At the same time, banks earn about 3.65 percent interest on reserves held at the Federal Reserve, a rate significantly higher than what they pay to depositors. Analysts note that tens of billions of dollars that previously flowed back to the US Treasury now remain on bank balance sheets, with no direct public benefit.
Critics argue that the US financial system effectively incentivizes banks to hoard assets rather than channel them into lending, local development, or broad-based wealth creation. Bank executives, however, contend that US corporate law obliges them to prioritize shareholder interests and that deviating from this principle could even expose them to legal action.
In the eighteenth and nineteenth centuries, corporations in the United States were largely viewed as public-serving entities, chartered for specific purposes such as building canals, bridges, banks, and infrastructure, with limited scope and profits. Over the twentieth century, this conception gradually shifted toward maximizing shareholder value as the dominant corporate objective.
Another major turning point came in 1982, when the US Securities and Exchange Commission amended regulations to legalize large-scale corporate share buybacks. As a result, companies increasingly boosted earnings per share and market prices by reducing the number of outstanding shares rather than paying stable cash dividends. Critics liken this approach to a “casino model”, arguing that gains stem not from productive activity but from rising stock prices for subsequent buyers, while executives—whose compensation is often tied to share performance—also benefit.
According to Gallup data, nearly 40 percent of Americans own no stocks, while the Federal Reserve reports that the top 10 percent of households hold more than 90 percent of all equities. Consequently, when banks distribute profits through share buybacks, a large segment of society effectively receives no share of these financial gains.
Some reform measures have nonetheless been proposed. Reuters has reported that the White House is preparing an order to limit dividends, share buybacks, and executive bonuses at underperforming defense contractors. The US Treasury secretary has also voiced support for revitalizing local banks, emphasizing their role in lending to small businesses, farmers, and first-time homebuyers.
At the same time, the concept of “public banking” is being advanced as an alternative model. A prominent example is the Bank of North Dakota, a state-owned institution that keeps capital within the state, finances infrastructure projects, and returns profits to the public treasury, without displacing private local banks.
In Congress, proposals such as a National Infrastructure Bank have also been introduced, aiming to mobilize private capital for public projects and redirect funds from stock buybacks toward production, housing, and infrastructure.

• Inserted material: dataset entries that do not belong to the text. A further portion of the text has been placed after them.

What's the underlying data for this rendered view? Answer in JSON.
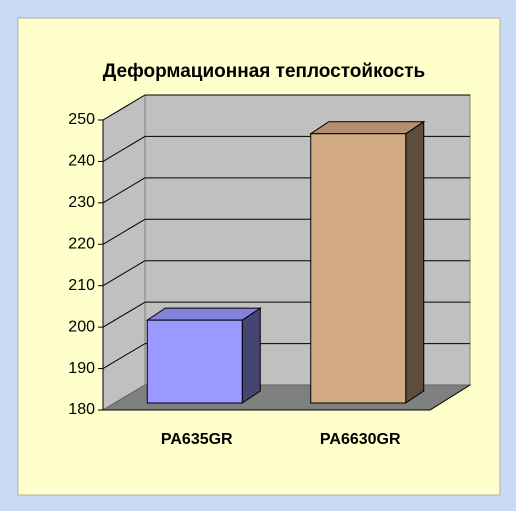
{
  "chart_data": {
    "type": "bar3d",
    "title": "Деформационная теплостойкость",
    "categories": [
      "PA635GR",
      "PA6630GR"
    ],
    "values": [
      200,
      245
    ],
    "colors": [
      "#9999ff",
      "#d2aa84"
    ],
    "ylim": [
      180,
      250
    ],
    "yticks": [
      180,
      190,
      200,
      210,
      220,
      230,
      240,
      250
    ],
    "grid": true
  }
}
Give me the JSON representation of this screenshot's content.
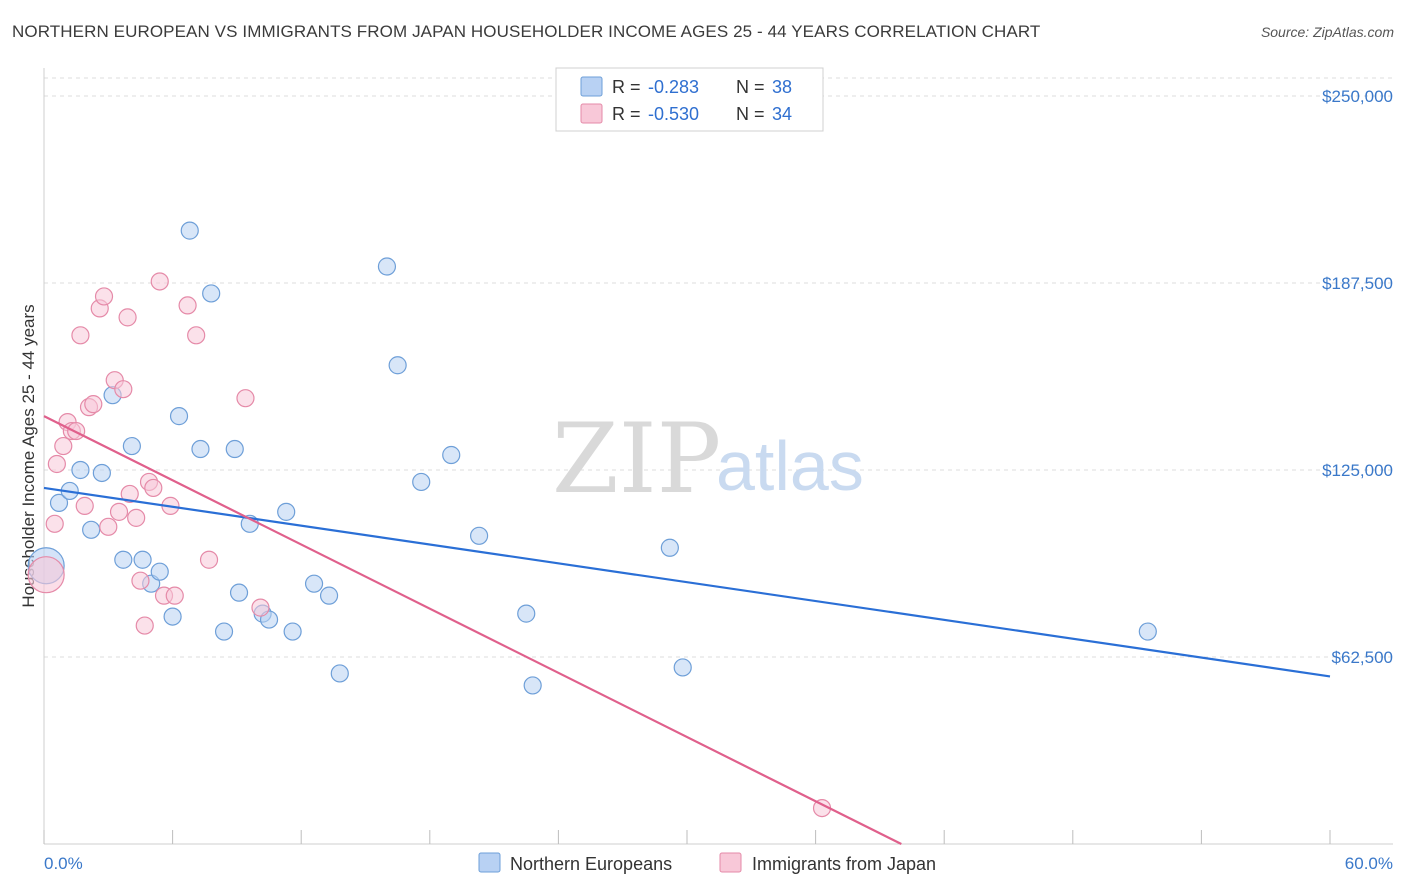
{
  "header": {
    "title": "NORTHERN EUROPEAN VS IMMIGRANTS FROM JAPAN HOUSEHOLDER INCOME AGES 25 - 44 YEARS CORRELATION CHART",
    "source": "Source: ZipAtlas.com"
  },
  "watermark": {
    "zip": "ZIP",
    "atlas": "atlas"
  },
  "legend": {
    "r_label": "R =",
    "n_label": "N =",
    "series1": {
      "r": "-0.283",
      "n": "38"
    },
    "series2": {
      "r": "-0.530",
      "n": "34"
    }
  },
  "bottom_legend": {
    "s1": "Northern Europeans",
    "s2": "Immigrants from Japan"
  },
  "chart_data": {
    "type": "scatter",
    "title": "NORTHERN EUROPEAN VS IMMIGRANTS FROM JAPAN HOUSEHOLDER INCOME AGES 25 - 44 YEARS CORRELATION CHART",
    "xlabel": "",
    "ylabel": "Householder Income Ages 25 - 44 years",
    "xlim": [
      0,
      60
    ],
    "ylim": [
      0,
      256000
    ],
    "x_tick_labels": [
      "0.0%",
      "60.0%"
    ],
    "y_ticks": [
      62500,
      125000,
      187500,
      250000
    ],
    "y_tick_labels": [
      "$62,500",
      "$125,000",
      "$187,500",
      "$250,000"
    ],
    "colors": {
      "s1_fill": "#b8d1f3",
      "s1_stroke": "#6e9fd8",
      "s1_line": "#2a6fd6",
      "s2_fill": "#f8c8d8",
      "s2_stroke": "#e58aa8",
      "s2_line": "#e0608c",
      "grid": "#dddddd",
      "tick": "#3a78c9"
    },
    "series": [
      {
        "name": "Northern Europeans",
        "trend": {
          "x0": 0,
          "y0": 119000,
          "x1": 60,
          "y1": 56000
        },
        "points": [
          {
            "x": 0.1,
            "y": 93000,
            "big": true
          },
          {
            "x": 0.7,
            "y": 114000
          },
          {
            "x": 1.2,
            "y": 118000
          },
          {
            "x": 1.7,
            "y": 125000
          },
          {
            "x": 2.2,
            "y": 105000
          },
          {
            "x": 2.7,
            "y": 124000
          },
          {
            "x": 3.2,
            "y": 150000
          },
          {
            "x": 3.7,
            "y": 95000
          },
          {
            "x": 4.1,
            "y": 133000
          },
          {
            "x": 4.6,
            "y": 95000
          },
          {
            "x": 5.0,
            "y": 87000
          },
          {
            "x": 5.4,
            "y": 91000
          },
          {
            "x": 6.0,
            "y": 76000
          },
          {
            "x": 6.3,
            "y": 143000
          },
          {
            "x": 6.8,
            "y": 205000
          },
          {
            "x": 7.3,
            "y": 132000
          },
          {
            "x": 7.8,
            "y": 184000
          },
          {
            "x": 8.4,
            "y": 71000
          },
          {
            "x": 8.9,
            "y": 132000
          },
          {
            "x": 9.1,
            "y": 84000
          },
          {
            "x": 9.6,
            "y": 107000
          },
          {
            "x": 10.2,
            "y": 77000
          },
          {
            "x": 10.5,
            "y": 75000
          },
          {
            "x": 11.3,
            "y": 111000
          },
          {
            "x": 11.6,
            "y": 71000
          },
          {
            "x": 12.6,
            "y": 87000
          },
          {
            "x": 13.3,
            "y": 83000
          },
          {
            "x": 13.8,
            "y": 57000
          },
          {
            "x": 16.0,
            "y": 193000
          },
          {
            "x": 16.5,
            "y": 160000
          },
          {
            "x": 17.6,
            "y": 121000
          },
          {
            "x": 19.0,
            "y": 130000
          },
          {
            "x": 20.3,
            "y": 103000
          },
          {
            "x": 22.5,
            "y": 77000
          },
          {
            "x": 22.8,
            "y": 53000
          },
          {
            "x": 29.2,
            "y": 99000
          },
          {
            "x": 29.8,
            "y": 59000
          },
          {
            "x": 51.5,
            "y": 71000
          }
        ]
      },
      {
        "name": "Immigrants from Japan",
        "trend": {
          "x0": 0,
          "y0": 143000,
          "x1": 40,
          "y1": 0
        },
        "points": [
          {
            "x": 0.1,
            "y": 90000,
            "big": true
          },
          {
            "x": 0.5,
            "y": 107000
          },
          {
            "x": 0.6,
            "y": 127000
          },
          {
            "x": 0.9,
            "y": 133000
          },
          {
            "x": 1.1,
            "y": 141000
          },
          {
            "x": 1.3,
            "y": 138000
          },
          {
            "x": 1.5,
            "y": 138000
          },
          {
            "x": 1.7,
            "y": 170000
          },
          {
            "x": 1.9,
            "y": 113000
          },
          {
            "x": 2.1,
            "y": 146000
          },
          {
            "x": 2.3,
            "y": 147000
          },
          {
            "x": 2.6,
            "y": 179000
          },
          {
            "x": 2.8,
            "y": 183000
          },
          {
            "x": 3.0,
            "y": 106000
          },
          {
            "x": 3.3,
            "y": 155000
          },
          {
            "x": 3.5,
            "y": 111000
          },
          {
            "x": 3.7,
            "y": 152000
          },
          {
            "x": 3.9,
            "y": 176000
          },
          {
            "x": 4.0,
            "y": 117000
          },
          {
            "x": 4.3,
            "y": 109000
          },
          {
            "x": 4.5,
            "y": 88000
          },
          {
            "x": 4.7,
            "y": 73000
          },
          {
            "x": 4.9,
            "y": 121000
          },
          {
            "x": 5.1,
            "y": 119000
          },
          {
            "x": 5.4,
            "y": 188000
          },
          {
            "x": 5.6,
            "y": 83000
          },
          {
            "x": 5.9,
            "y": 113000
          },
          {
            "x": 6.1,
            "y": 83000
          },
          {
            "x": 6.7,
            "y": 180000
          },
          {
            "x": 7.1,
            "y": 170000
          },
          {
            "x": 7.7,
            "y": 95000
          },
          {
            "x": 9.4,
            "y": 149000
          },
          {
            "x": 10.1,
            "y": 79000
          },
          {
            "x": 36.3,
            "y": 12000
          }
        ]
      }
    ]
  }
}
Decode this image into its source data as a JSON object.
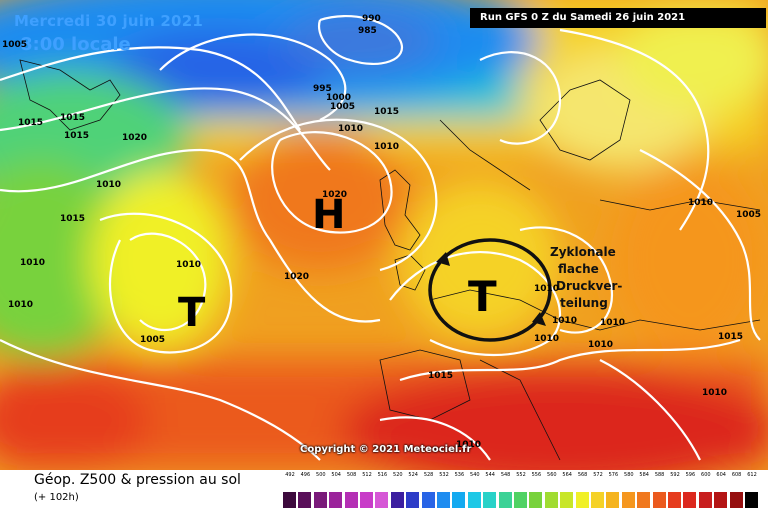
{
  "header": {
    "valid_date": "Mercredi 30 juin 2021",
    "valid_time": "8:00 locale",
    "run_info": "Run GFS 0 Z du Samedi 26 juin 2021"
  },
  "copyright": "Copyright © 2021 Meteociel.fr",
  "footer": {
    "title": "Géop. Z500 & pression au sol",
    "subtitle": "(+ 102h)"
  },
  "pressure_centers": {
    "high": "H",
    "low_atlantic": "T",
    "low_europe": "T"
  },
  "annotation": {
    "line1": "Zyklonale",
    "line2": "flache",
    "line3": "Druckver-",
    "line4": "teilung"
  },
  "isobar_labels": [
    "990",
    "985",
    "995",
    "1000",
    "1005",
    "1010",
    "1015",
    "1010",
    "1015",
    "1015",
    "1015",
    "1020",
    "1010",
    "1010",
    "1005",
    "1010",
    "1020",
    "1020",
    "1010",
    "1005",
    "1005",
    "1015",
    "1010",
    "1010",
    "1010",
    "1010",
    "1015",
    "1010",
    "1010",
    "1010",
    "1015",
    "1010"
  ],
  "legend": {
    "labels": [
      "492",
      "496",
      "500",
      "504",
      "508",
      "512",
      "516",
      "520",
      "524",
      "528",
      "532",
      "536",
      "540",
      "544",
      "548",
      "552",
      "556",
      "560",
      "564",
      "568",
      "572",
      "576",
      "580",
      "584",
      "588",
      "592",
      "596",
      "600",
      "604",
      "608",
      "612"
    ],
    "colors": [
      "#3d0a3d",
      "#5a0f5a",
      "#7a1a7a",
      "#9b239b",
      "#b42fb4",
      "#c83cc8",
      "#d657d6",
      "#3c1ea0",
      "#2d3cc8",
      "#2864e6",
      "#1e8cf0",
      "#14aaf0",
      "#1ec8e6",
      "#28d2c8",
      "#3cd296",
      "#50d264",
      "#78d23c",
      "#a0dc32",
      "#c8e628",
      "#f0f028",
      "#f5d228",
      "#f5b41e",
      "#f5961e",
      "#f0781e",
      "#eb5a1e",
      "#e63c1e",
      "#dc281e",
      "#c81e1e",
      "#b41414",
      "#960f0f",
      "#000000"
    ]
  },
  "colors": {
    "contour_line": "#ffffff",
    "header_text": "#3fa0ff",
    "run_box": "#000000"
  }
}
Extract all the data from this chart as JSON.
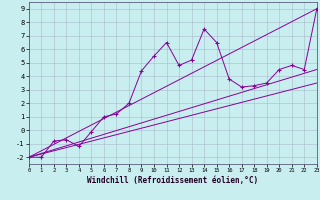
{
  "xlabel": "Windchill (Refroidissement éolien,°C)",
  "xlim": [
    0,
    23
  ],
  "ylim": [
    -2.5,
    9.5
  ],
  "xticks": [
    0,
    1,
    2,
    3,
    4,
    5,
    6,
    7,
    8,
    9,
    10,
    11,
    12,
    13,
    14,
    15,
    16,
    17,
    18,
    19,
    20,
    21,
    22,
    23
  ],
  "yticks": [
    -2,
    -1,
    0,
    1,
    2,
    3,
    4,
    5,
    6,
    7,
    8,
    9
  ],
  "background_color": "#c8eef0",
  "grid_color": "#aabbcc",
  "line_color": "#880099",
  "series": {
    "line1": {
      "x": [
        0,
        1,
        2,
        3,
        4,
        5,
        6,
        7,
        8,
        9,
        10,
        11,
        12,
        13,
        14,
        15,
        16,
        17,
        18,
        19,
        20,
        21,
        22,
        23
      ],
      "y": [
        -2,
        -2,
        -0.8,
        -0.7,
        -1.2,
        -0.1,
        1.0,
        1.2,
        2.0,
        4.4,
        5.5,
        6.5,
        4.8,
        5.2,
        7.5,
        6.5,
        3.8,
        3.2,
        3.3,
        3.5,
        4.5,
        4.8,
        4.5,
        9.0
      ]
    },
    "line2": {
      "x": [
        0,
        23
      ],
      "y": [
        -2,
        9.0
      ]
    },
    "line3": {
      "x": [
        0,
        23
      ],
      "y": [
        -2,
        3.5
      ]
    },
    "line4": {
      "x": [
        0,
        23
      ],
      "y": [
        -2,
        4.5
      ]
    }
  }
}
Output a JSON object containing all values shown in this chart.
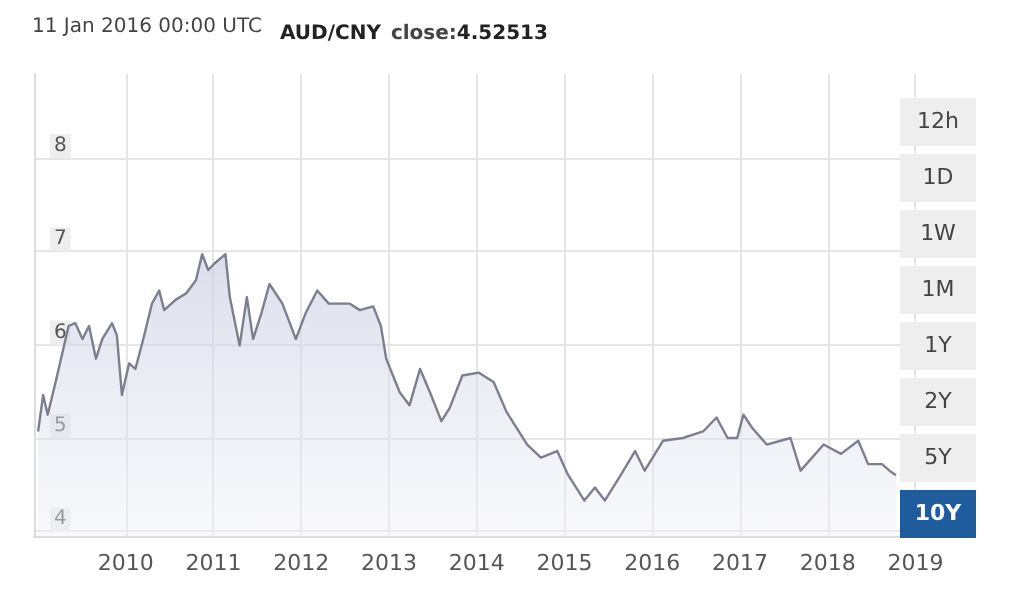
{
  "chart_data": {
    "type": "area",
    "title": "AUD/CNY close:4.52513",
    "annotations": [
      "11 Jan 2016 00:00 UTC",
      "12h",
      "1D",
      "1W",
      "1M",
      "1Y",
      "2Y",
      "5Y",
      "10Y"
    ],
    "series": [
      {
        "color": "#7b7f8f",
        "x": [
          "2009-01-01",
          "2009-01-22",
          "2009-02-10",
          "2009-03-15",
          "2009-05-08",
          "2009-06-05",
          "2009-07-05",
          "2009-08-01",
          "2009-08-30",
          "2009-09-25",
          "2009-11-05",
          "2009-11-25",
          "2009-12-16",
          "2010-01-15",
          "2010-02-10",
          "2010-03-15",
          "2010-04-20",
          "2010-05-20",
          "2010-06-10",
          "2010-07-27",
          "2010-09-10",
          "2010-10-20",
          "2010-11-15",
          "2010-12-10",
          "2011-01-05",
          "2011-02-20",
          "2011-03-10",
          "2011-04-20",
          "2011-05-20",
          "2011-06-15",
          "2011-07-20",
          "2011-08-22",
          "2011-10-15",
          "2011-12-10",
          "2012-01-20",
          "2012-03-08",
          "2012-04-25",
          "2012-06-10",
          "2012-07-20",
          "2012-09-01",
          "2012-10-27",
          "2012-11-28",
          "2012-12-20",
          "2013-02-14",
          "2013-03-27",
          "2013-05-10",
          "2013-06-20",
          "2013-08-07",
          "2013-09-10",
          "2013-11-02",
          "2014-01-10",
          "2014-03-12",
          "2014-05-05",
          "2014-07-30",
          "2014-09-25",
          "2014-12-02",
          "2015-01-15",
          "2015-03-25",
          "2015-05-08",
          "2015-06-18",
          "2015-08-25",
          "2015-10-22",
          "2015-12-01",
          "2016-02-15",
          "2016-05-08",
          "2016-07-31",
          "2016-09-25",
          "2016-11-10",
          "2016-12-20",
          "2017-01-15",
          "2017-02-20",
          "2017-04-22",
          "2017-07-30",
          "2017-09-10",
          "2017-12-15",
          "2018-02-25",
          "2018-05-08",
          "2018-06-18",
          "2018-08-15",
          "2018-09-15",
          "2018-10-12"
        ],
        "values": [
          5.07,
          5.46,
          5.25,
          5.6,
          6.2,
          6.23,
          6.06,
          6.2,
          5.85,
          6.06,
          6.23,
          6.1,
          5.46,
          5.8,
          5.74,
          6.06,
          6.44,
          6.58,
          6.37,
          6.48,
          6.55,
          6.69,
          6.97,
          6.8,
          6.87,
          6.97,
          6.51,
          5.99,
          6.51,
          6.06,
          6.34,
          6.65,
          6.44,
          6.06,
          6.34,
          6.58,
          6.44,
          6.44,
          6.44,
          6.37,
          6.41,
          6.2,
          5.85,
          5.49,
          5.35,
          5.74,
          5.49,
          5.18,
          5.32,
          5.67,
          5.7,
          5.6,
          5.28,
          4.93,
          4.79,
          4.86,
          4.61,
          4.33,
          4.47,
          4.33,
          4.61,
          4.86,
          4.65,
          4.97,
          5.0,
          5.07,
          5.22,
          5.0,
          5.0,
          5.25,
          5.11,
          4.93,
          5.0,
          4.65,
          4.93,
          4.83,
          4.97,
          4.72,
          4.72,
          4.65,
          4.6
        ]
      }
    ],
    "xlim": [
      "2008-12-15",
      "2019-01-20"
    ],
    "xticks": [
      {
        "value": "2010-01-01",
        "label": "2010"
      },
      {
        "value": "2011-01-01",
        "label": "2011"
      },
      {
        "value": "2012-01-01",
        "label": "2012"
      },
      {
        "value": "2013-01-01",
        "label": "2013"
      },
      {
        "value": "2014-01-01",
        "label": "2014"
      },
      {
        "value": "2015-01-01",
        "label": "2015"
      },
      {
        "value": "2016-01-01",
        "label": "2016"
      },
      {
        "value": "2017-01-01",
        "label": "2017"
      },
      {
        "value": "2018-01-01",
        "label": "2018"
      },
      {
        "value": "2019-01-01",
        "label": "2019"
      }
    ],
    "ylim": [
      3.95,
      8.9
    ],
    "yticks": [
      4,
      5,
      6,
      7,
      8
    ],
    "grid": true,
    "marker": "none",
    "line_style": "solid"
  }
}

Experts argue that the core problem lies in the United States’ misaligned “financial plumbing”—a system designed to extract short-term profits for shareholders rather than to strengthen the real economy. Under this structure, megabanks are reinforced, community banks are weakened, and wealth accumulates at the top instead of circulating through society.
Analysts warn that if existing laws continue to push banks in this direction, either the rules must be reformed or new institutions must be created to represent the public interest within the current framework. Otherwise, tens of billions of dollars that could fund schools, bridges, housing, and infrastructure will continue to flow into bank balance sheets and the pockets of a small shareholder minority.